Jason, the novel's thirteen year old narrator, is one of those kids that doesn't quite fit into any of the cliques. As the novel begins, he is not popular but he isn't unpopular or an outcast, either. The novel covers about a year of his life, and each chapter felt like it took place in a different month (I think there are thirteen so that's not completely accurate), sometimes referring to events in previous chapters, sometimes not. Jason doesn't fill in all the blanks between one chapter or another, so in some cases it is up to the reader to guess what may have happened in the last few weeks, but the novel certainly seems to address the highlights of Jason's life that year. Jason has a few fears in his life - he writes poetry that gets published under a fake name, and if anyone were to ever discover this, his social life would be ruined. He also has a stammer which is different from a stutter that he has mostly been hiding from the kids at school by avoiding trigger words as much as possible.

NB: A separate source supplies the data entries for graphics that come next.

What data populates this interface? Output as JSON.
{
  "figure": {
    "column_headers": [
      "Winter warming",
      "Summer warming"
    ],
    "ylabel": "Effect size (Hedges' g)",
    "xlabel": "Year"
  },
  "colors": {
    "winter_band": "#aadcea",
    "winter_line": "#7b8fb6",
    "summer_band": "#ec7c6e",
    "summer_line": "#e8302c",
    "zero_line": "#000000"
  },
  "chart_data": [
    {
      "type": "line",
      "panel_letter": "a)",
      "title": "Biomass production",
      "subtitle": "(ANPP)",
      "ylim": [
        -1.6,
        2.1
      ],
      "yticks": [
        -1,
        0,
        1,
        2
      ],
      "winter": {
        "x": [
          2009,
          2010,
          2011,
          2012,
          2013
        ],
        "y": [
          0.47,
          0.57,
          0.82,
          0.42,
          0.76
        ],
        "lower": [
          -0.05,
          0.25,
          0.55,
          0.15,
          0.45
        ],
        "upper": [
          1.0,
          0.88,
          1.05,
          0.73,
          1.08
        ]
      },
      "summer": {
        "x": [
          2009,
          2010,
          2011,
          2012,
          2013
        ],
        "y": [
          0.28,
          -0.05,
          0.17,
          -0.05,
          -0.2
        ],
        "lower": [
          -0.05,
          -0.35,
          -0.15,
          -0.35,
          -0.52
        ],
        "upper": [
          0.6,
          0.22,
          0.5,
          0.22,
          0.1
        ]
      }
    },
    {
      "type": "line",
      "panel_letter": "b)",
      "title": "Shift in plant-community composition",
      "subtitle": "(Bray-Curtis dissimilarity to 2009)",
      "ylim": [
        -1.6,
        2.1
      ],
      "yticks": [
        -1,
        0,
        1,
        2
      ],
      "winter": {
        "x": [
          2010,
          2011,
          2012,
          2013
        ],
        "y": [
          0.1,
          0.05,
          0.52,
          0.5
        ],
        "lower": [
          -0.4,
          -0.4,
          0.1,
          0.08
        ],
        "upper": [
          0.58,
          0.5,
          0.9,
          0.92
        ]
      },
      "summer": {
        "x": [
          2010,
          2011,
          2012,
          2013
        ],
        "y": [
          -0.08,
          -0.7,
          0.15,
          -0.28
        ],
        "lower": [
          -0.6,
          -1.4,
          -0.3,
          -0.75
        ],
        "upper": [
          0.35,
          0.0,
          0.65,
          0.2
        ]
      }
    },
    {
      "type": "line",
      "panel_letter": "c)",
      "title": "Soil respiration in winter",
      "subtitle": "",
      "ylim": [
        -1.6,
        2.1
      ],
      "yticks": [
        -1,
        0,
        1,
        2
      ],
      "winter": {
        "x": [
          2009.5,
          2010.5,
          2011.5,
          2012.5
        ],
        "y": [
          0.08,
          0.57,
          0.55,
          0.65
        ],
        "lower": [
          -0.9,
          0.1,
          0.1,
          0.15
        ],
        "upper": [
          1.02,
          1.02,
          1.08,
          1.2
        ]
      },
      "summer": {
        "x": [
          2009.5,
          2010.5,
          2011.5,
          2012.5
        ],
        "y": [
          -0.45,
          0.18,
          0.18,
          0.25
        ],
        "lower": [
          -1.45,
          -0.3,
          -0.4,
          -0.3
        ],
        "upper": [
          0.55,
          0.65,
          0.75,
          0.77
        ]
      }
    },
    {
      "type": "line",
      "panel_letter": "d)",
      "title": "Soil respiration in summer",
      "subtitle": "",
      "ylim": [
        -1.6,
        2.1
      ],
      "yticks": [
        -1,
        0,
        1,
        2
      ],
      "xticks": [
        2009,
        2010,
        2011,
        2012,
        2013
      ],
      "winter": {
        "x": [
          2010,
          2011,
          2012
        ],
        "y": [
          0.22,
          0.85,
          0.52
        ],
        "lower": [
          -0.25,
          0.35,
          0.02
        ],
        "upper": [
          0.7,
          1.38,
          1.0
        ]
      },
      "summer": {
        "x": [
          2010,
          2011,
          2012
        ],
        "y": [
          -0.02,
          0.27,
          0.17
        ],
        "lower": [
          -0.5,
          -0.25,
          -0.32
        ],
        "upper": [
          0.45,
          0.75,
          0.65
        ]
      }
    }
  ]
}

The novel takes place in 1982, so there are references to old videogames, the Falkland Wars and other cultural pieces from that time. While Jason is mostly a sweet kid, it took me a while to get into the novel and to actually care about the middle school politics and rules of popularity. One chapter in particular just involved him walking around in the woods, searching for adventures, and I was just about ready to give up on the story. In the first half especially, I was more interested in the adults in Jason's life, the undercurrents between his parents that he doesn't quite understand, and I liked being able to compare his interpretation of events to what was actually going on or what Mitchell wanted the reader to think. The turning point in the novel for me was when an older woman in the town takes an interest in Jason's poetry, and she discusses a composer Robert Frobisher while playing his sextet that is now unavailable for purchase. If you've never read Mitchell before, she will just be an eccentric old woman but if you've read Cloud Atlas you'll recognize the names and the connection so I quite enjoyed that shout out to his readers. Another one that I caught was that the DJ played "number nine dream" at a school dance, which happens to be the title of a Mitchell novel I haven't yet read. There may very well be other connections to the author's other works, but those were the two in particular that struck me. After the Frobisher chapter, I was much more involved in the story, especially since it soon becomes clear that there has been a shift in Jason's social standing at school as he has clearly dropped down from his precarious position in the social rankings at his school.
Overall, it wasn't a bad novel at all, but it's just not really a topic I'm generally that interested in. While I liked Jason, it took me a while to really care about the character and what was happening to him and around him. However, once I became engaged, I quite enjoyed it. However, I don't think I would recommend this as a starting point to a reader new to Mitchell unless they also happen to be into stories about young boys/teens growing up and dealing with life.